The door opened promptly at 7 and we filed inside. Above the service counter hangs these signs, which I was glad to see.
The service center has a desk to check in,
as well as a large area with all kinds of parts on hand, many of them the little, hard to find, Winnebago specific items.
In a matter of minutes, my name was called and I went to the service counter and met my tech, Mike, who was going to work on the Journey. He went over the list and then we went over to my parking space and he took the Journey into the shop.
I had to add an item I found when we pulled in the day before. We had been getting a smell in the back of the Journey which we attributed to the inverter problem we were having. But on the drive up, the CO detector on the ceiling in the back bedroom went off. Hmm.
I took a careful look at the Journey’s exhaust system with a flashlight and found a large crack in the exhaust pipe just before the muffler. I asked Mike if they could replace the pipe and he added it to the list. I told them that I’d pay for any overnight shipping charges to get the replacement pipe to the shop quickly. It was ordered right away and hopefully will be in today.
We sat in the nice lounge for a while, then went in to town for lunch. On the way back we stopped into the Winnebago Visitor Center to have a look around. Marti found a nice motorhome that she’d love to have.
She tried giving me her best “Please” look, but I think we’ll pass.

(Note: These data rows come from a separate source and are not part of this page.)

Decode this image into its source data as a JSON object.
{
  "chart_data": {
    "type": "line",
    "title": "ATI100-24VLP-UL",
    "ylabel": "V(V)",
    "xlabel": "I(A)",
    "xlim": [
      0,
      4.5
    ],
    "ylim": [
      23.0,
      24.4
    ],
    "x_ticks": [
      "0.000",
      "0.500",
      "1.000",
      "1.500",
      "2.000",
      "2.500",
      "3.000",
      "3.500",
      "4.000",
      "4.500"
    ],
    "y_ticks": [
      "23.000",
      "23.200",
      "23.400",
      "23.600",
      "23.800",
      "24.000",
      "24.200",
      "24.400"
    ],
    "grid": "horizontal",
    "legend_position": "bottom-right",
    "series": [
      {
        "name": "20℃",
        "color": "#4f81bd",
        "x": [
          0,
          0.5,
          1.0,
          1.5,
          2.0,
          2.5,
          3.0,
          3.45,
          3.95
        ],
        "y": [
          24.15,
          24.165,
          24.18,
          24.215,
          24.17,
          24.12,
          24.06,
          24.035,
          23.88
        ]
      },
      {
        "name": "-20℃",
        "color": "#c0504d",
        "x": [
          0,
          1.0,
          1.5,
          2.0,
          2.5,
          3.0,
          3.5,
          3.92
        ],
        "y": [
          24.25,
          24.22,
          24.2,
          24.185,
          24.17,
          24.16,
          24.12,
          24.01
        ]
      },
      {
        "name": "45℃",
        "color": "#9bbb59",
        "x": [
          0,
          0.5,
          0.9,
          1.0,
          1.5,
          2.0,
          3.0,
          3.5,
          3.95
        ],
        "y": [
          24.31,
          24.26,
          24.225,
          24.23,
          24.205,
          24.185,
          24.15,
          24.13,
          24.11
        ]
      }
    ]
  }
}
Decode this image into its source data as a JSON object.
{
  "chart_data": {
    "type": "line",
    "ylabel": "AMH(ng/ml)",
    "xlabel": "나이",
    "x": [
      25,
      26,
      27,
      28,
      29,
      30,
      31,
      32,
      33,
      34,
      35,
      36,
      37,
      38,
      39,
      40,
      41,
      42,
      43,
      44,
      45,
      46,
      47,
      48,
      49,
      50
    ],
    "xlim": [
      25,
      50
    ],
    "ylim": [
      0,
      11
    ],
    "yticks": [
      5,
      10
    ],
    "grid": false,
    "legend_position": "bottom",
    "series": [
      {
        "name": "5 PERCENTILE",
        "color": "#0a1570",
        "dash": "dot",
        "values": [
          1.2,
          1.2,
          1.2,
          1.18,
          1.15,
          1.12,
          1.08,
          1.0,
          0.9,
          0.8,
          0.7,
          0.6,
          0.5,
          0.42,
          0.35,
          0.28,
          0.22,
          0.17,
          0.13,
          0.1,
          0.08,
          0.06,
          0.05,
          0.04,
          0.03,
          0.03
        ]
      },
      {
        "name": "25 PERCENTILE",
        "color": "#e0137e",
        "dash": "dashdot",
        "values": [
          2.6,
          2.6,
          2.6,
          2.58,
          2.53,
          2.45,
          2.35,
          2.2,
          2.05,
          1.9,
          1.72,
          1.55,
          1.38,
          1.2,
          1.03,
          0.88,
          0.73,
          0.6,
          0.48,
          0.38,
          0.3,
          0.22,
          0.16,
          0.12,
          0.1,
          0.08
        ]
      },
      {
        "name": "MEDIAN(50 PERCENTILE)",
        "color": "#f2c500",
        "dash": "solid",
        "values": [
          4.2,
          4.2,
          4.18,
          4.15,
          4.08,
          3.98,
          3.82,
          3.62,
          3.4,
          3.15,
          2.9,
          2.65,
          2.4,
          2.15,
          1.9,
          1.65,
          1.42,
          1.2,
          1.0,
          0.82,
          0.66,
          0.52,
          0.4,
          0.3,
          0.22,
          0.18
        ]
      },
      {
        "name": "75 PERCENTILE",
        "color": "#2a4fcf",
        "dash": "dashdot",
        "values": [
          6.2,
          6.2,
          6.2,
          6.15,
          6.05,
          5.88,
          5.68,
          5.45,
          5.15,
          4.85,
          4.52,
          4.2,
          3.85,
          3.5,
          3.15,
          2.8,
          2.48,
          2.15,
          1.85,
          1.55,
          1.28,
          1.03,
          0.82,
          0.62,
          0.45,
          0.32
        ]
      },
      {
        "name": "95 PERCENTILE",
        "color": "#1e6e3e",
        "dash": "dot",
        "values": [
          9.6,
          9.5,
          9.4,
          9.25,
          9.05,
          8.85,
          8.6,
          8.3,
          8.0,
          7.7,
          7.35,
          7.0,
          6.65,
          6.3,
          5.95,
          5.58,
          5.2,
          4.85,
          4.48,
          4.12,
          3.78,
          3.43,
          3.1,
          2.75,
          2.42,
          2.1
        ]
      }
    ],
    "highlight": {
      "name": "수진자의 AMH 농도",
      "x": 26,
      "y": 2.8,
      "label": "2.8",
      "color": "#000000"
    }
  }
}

It was fun to tour this 1967 Winnebago Brave, it reminded us of the first motorhome we bought back in 1993, it was a 1973 Travel Mate Class A, all of 21 feet long. We had a lot of fun with it and our kids have great memories of times we spent in it.
Promptly at 3 pm, Mike brought our Journey around front to us. He found the pesky slide leak, a seam on top of the slide had opened up, so he resealed it and put in a new slide seal. The problem we had with the inverter turned out to be not the inverter at all, but the house batteries. One of the three 12 volt batteries had some bad cells and was shot, the other two were not in much better condition so all three were replaced. They were over six years old, so they had lived a useful life. The inverter was fine, it couldn’t operate properly with the bad batteries.
Today the broken windshield should be replaced and if the exhaust pipe comes in early enough, that will be taken care of, too. With all the great service we’re getting, even though it’s costly, is worth it because the work is being done right the first time.
We did get a chance to see a new prototype RV that Winnebago is thinking of putting into production. It solves a lot of typical RV problems. You won’t have to worry about body damage with it, it can go great places to boondock and it even comes complete with an option to make obnoxious people move out of your site.